As well as helping to develop the church’s relationships and formal dialogue with other religious leaders on issues from global trafficking to religious freedom, Toby has also had responsibility for the Church of England’s ‘Presence and Engagement’ programme (www.presenceandengagement.org.uk) that seeks to encourage dioceses and churches to reach out to and work with people and communities of different faiths. This is led by a national Task Group chaired by the Rt Revd Tony Robinson, now Bishop of Wakefield, and includes several people from West Yorkshire. Toby’s believes strongly that wherever the Church is, Jesus calls it to become a community that lives out his love and compassion.
Toby and Henriette have three daughters: Franciska (17), Lucy (15) and Tamar (12). They enjoy London and being a part of their local community of Peckham, and as a family they are actively involved in their local church. Whenever they can, they like travelling together, particularly linking up with friends across Britain, Europe and further away. On a day off or holiday, Toby enjoys visiting a museum or gallery, reading a novel, playing music, camping or going for a bird-watching walk or cycle ride.

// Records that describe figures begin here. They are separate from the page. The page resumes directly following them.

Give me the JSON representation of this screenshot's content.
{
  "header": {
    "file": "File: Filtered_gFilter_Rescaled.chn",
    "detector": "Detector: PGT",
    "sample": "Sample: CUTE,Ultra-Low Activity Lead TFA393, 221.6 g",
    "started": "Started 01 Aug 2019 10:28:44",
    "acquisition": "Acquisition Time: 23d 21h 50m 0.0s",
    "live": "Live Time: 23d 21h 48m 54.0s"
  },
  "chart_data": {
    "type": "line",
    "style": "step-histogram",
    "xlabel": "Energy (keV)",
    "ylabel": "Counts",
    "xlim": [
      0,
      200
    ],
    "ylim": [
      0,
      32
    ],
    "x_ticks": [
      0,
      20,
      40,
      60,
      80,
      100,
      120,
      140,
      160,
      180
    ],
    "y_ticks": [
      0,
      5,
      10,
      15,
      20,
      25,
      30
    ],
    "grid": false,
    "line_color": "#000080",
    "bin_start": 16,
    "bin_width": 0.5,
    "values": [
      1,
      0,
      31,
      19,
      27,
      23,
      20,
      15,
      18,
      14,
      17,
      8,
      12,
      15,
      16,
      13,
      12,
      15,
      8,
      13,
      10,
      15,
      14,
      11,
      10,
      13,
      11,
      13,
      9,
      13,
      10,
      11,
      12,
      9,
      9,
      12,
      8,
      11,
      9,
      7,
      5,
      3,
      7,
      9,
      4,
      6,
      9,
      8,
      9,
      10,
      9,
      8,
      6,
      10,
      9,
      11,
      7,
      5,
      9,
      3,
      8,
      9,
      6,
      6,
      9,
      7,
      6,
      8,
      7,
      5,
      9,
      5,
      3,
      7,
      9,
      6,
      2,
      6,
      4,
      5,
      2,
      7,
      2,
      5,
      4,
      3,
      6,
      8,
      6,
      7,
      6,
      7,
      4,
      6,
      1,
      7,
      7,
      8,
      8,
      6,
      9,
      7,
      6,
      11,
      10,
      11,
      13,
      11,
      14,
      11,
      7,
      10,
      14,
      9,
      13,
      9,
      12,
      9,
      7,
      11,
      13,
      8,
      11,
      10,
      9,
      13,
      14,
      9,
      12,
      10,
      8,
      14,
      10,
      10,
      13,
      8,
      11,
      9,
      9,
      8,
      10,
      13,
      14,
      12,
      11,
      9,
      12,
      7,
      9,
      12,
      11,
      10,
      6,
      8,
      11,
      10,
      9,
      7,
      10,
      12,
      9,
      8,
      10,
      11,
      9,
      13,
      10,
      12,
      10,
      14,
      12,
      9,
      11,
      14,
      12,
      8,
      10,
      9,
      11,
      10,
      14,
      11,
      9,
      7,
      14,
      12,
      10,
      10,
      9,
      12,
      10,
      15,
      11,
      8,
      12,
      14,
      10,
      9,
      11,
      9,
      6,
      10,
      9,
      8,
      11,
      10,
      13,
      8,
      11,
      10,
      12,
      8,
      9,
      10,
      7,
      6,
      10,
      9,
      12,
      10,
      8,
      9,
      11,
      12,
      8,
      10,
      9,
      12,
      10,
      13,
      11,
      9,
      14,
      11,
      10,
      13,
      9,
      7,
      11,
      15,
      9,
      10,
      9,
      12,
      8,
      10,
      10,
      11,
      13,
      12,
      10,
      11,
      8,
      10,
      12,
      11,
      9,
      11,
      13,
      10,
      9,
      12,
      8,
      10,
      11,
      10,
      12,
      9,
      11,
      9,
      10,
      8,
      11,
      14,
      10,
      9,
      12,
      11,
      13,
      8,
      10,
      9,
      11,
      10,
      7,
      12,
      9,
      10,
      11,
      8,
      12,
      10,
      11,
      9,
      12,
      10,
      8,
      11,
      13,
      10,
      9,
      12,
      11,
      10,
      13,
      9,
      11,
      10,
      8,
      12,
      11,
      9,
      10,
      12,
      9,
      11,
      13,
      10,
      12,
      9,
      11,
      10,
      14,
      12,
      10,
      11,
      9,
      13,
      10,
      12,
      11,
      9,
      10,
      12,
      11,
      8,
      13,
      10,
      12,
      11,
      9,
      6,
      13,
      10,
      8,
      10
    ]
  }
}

DIOCESE OF WEST YORKSHIRE AND THE DALES
At Easter, 2014, history was made with the creation of the Diocese of West Yorkshire and the Dales, the first new diocese in the Church of England since 1927, and, at 2,630 square miles, one of the largest dioceses in England by area.
The new diocese stretches from Huddersfield and Holmfirth in the south-west to Richmond and the River Tees in the north-east and from Barnsley in the south-east to Bainbridge in the north west. With a population of 2.3 million people served by 656 Anglican churches, it includes the cities of Leeds, Bradford and Wakefield, West Yorkshire towns such as Dewsbury, Huddersfield, Keighley, and Halifax as well as North Yorkshire towns including Skipton, Catterick, Harrogate, Richmond and Settle.
A key feature of the new diocese is its five smaller areas known as Episcopal Areas, each with its own Area Bishop and Archdeacon, responsible for local decision making. The appointments announced today will mean that all five episcopal appointments have now been made. The Rt Revd Nick Baines is the diocesan Bishop of Leeds and also the Leeds Episcopal Area bishop. The Rt Revd, James Bell, the Bishop of Knaresborough, is the Area Bishop for Ripon Episcopal Area. The Rt Revd Tony Robinson, the Bishop of Pontefract, is the Area Bishop for Wakefield. Bishop Tom Butler has been acting Area Bishop for the Bradford Episcopal Area, while Bishop Tony Robinson has also been acting Area Bishop for Huddersfield Episcopal Area.